Abstract

This book has charted a new course through the literary and cultural history of the British twelfth century, demonstrating how Anglo-Norman ambitions and fantasies about colonizing and annexing Wales were a crucial impetus behind the sudden flourishing of the Matters of Britain as a literary and courtly phenomenon. Geoffrey of Monmouth, despite the infectious charm of his writing and the sophistication of his friction with historiographical precedents, emerges as the central villain of this new literary history, with supporting roles accorded to John of Salisbury for his absorption and transmission of Geoffrey’s colonialist tropes, and especially to Chretien de Troyes for giving these tropes a highly effective new narrative form in his invention of the genre of the Arthurian romance.
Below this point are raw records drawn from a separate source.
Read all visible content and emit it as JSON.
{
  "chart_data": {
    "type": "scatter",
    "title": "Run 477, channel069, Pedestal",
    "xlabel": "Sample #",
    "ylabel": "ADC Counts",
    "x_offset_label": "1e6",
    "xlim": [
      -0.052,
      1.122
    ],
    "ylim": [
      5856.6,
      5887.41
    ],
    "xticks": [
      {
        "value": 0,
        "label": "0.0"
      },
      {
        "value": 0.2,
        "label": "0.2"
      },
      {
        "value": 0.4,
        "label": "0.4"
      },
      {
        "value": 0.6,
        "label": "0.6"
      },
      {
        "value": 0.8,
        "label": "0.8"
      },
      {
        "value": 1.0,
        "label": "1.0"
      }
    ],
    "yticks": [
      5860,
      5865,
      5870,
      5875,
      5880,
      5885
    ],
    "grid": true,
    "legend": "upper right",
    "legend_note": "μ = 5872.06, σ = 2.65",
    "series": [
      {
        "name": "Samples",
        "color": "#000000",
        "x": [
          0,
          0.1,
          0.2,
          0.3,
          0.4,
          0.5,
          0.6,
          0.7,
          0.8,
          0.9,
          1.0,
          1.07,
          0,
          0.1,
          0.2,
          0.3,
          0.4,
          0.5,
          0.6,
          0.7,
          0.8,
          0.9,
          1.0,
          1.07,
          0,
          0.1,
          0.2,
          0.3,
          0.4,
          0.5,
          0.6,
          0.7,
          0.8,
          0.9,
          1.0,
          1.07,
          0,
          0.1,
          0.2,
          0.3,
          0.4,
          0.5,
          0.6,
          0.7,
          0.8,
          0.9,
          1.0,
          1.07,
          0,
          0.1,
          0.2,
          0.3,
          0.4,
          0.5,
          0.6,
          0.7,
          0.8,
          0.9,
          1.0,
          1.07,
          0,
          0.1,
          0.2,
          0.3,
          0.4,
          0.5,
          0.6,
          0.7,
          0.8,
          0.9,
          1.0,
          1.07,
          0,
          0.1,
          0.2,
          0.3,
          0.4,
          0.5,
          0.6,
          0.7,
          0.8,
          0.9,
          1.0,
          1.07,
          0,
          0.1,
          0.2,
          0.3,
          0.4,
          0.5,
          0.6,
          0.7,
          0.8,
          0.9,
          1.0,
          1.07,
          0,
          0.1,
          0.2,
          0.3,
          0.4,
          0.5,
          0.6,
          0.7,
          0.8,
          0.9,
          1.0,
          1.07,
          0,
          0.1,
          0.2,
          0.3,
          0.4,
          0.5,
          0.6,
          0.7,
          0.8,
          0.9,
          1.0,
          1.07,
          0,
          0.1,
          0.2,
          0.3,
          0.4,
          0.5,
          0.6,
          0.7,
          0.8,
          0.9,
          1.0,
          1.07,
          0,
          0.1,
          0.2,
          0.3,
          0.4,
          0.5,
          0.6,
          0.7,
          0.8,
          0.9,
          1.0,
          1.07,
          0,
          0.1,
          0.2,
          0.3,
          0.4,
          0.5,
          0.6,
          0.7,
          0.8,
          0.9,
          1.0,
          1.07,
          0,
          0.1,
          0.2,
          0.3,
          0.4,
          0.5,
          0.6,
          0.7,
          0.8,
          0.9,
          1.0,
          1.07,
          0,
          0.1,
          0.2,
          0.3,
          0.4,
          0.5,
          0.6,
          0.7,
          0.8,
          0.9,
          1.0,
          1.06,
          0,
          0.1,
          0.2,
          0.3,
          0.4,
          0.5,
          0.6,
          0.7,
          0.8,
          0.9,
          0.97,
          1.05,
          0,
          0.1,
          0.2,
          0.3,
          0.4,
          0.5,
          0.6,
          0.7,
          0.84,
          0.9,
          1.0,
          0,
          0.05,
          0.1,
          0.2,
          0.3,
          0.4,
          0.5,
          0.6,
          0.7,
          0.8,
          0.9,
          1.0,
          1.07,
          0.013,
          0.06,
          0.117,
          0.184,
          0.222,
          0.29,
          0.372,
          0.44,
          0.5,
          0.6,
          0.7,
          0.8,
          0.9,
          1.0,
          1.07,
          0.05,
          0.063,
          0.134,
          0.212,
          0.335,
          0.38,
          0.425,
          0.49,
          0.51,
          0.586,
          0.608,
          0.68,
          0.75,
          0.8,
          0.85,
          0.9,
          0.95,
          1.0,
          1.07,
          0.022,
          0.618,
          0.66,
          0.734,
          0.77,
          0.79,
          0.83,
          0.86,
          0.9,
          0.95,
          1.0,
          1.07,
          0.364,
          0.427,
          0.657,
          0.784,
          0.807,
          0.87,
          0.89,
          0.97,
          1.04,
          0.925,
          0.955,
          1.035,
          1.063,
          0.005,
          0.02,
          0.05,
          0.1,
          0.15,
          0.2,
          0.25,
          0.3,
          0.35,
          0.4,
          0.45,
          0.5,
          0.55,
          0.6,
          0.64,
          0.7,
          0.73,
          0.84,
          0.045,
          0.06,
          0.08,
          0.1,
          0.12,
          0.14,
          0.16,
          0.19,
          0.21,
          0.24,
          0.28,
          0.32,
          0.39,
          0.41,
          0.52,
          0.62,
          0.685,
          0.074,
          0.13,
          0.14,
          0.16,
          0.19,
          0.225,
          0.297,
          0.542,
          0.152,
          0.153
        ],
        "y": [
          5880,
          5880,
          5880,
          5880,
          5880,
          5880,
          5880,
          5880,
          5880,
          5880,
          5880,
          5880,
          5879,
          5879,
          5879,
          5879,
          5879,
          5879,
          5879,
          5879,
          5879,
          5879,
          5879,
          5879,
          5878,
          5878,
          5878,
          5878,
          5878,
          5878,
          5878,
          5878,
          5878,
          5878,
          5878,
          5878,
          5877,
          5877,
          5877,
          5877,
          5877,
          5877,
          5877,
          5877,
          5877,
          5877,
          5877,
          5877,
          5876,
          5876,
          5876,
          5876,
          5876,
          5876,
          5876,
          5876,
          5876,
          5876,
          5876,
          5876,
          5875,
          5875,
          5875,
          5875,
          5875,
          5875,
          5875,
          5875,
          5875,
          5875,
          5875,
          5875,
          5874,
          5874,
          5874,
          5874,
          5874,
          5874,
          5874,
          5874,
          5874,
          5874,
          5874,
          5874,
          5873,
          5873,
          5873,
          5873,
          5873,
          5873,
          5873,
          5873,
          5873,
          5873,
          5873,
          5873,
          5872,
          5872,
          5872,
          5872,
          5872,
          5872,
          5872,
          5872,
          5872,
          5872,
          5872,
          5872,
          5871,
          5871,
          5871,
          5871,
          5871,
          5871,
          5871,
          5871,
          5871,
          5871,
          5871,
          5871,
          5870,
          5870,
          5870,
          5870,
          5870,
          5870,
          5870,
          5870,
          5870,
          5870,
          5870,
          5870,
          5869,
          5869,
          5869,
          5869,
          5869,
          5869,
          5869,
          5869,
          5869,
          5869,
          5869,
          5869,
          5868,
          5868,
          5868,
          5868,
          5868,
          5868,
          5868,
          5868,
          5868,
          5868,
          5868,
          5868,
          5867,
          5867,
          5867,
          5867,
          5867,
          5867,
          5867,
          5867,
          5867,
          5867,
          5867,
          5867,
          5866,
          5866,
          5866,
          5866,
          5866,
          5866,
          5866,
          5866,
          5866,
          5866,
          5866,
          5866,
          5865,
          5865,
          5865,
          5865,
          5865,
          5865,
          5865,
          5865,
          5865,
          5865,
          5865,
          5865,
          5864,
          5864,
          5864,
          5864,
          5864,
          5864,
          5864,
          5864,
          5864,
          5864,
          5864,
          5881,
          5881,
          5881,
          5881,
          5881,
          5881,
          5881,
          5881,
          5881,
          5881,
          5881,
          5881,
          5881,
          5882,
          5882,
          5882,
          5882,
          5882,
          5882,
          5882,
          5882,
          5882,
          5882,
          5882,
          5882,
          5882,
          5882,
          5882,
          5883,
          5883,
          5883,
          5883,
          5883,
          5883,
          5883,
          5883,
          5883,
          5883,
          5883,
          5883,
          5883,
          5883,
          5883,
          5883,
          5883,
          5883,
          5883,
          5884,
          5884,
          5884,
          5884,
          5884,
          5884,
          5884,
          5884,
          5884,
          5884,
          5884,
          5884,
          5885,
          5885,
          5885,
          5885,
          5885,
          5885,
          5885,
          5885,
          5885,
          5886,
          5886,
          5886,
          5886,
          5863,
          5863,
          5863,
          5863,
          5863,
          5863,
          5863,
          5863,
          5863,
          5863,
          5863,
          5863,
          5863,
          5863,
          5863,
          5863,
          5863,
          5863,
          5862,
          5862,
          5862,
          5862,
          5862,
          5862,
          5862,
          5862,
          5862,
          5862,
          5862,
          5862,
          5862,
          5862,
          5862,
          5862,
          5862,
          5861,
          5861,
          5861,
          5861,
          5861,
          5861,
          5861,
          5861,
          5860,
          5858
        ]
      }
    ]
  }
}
On the other hand, a number of writers, in their own ways, attempt to resist or subvert some or all of the colonialist aspects of the Matter of Britain. Marie de France does so quite openly— and courageously; with Walter Map, the irony and vertiginous wit with which he suffuses his De Nugis Curialium may threaten to derail his acts of textual resistance. Gerald of Wales, although he imbibes many aspects of the colonialist Galfridian ideologies, at long last finds his own voice in the end as he eschews historiography—and, to some degree, “pastness” itself—in devising a new way to think about the relationships of Welsh and English in his Itinerarium Kambriae.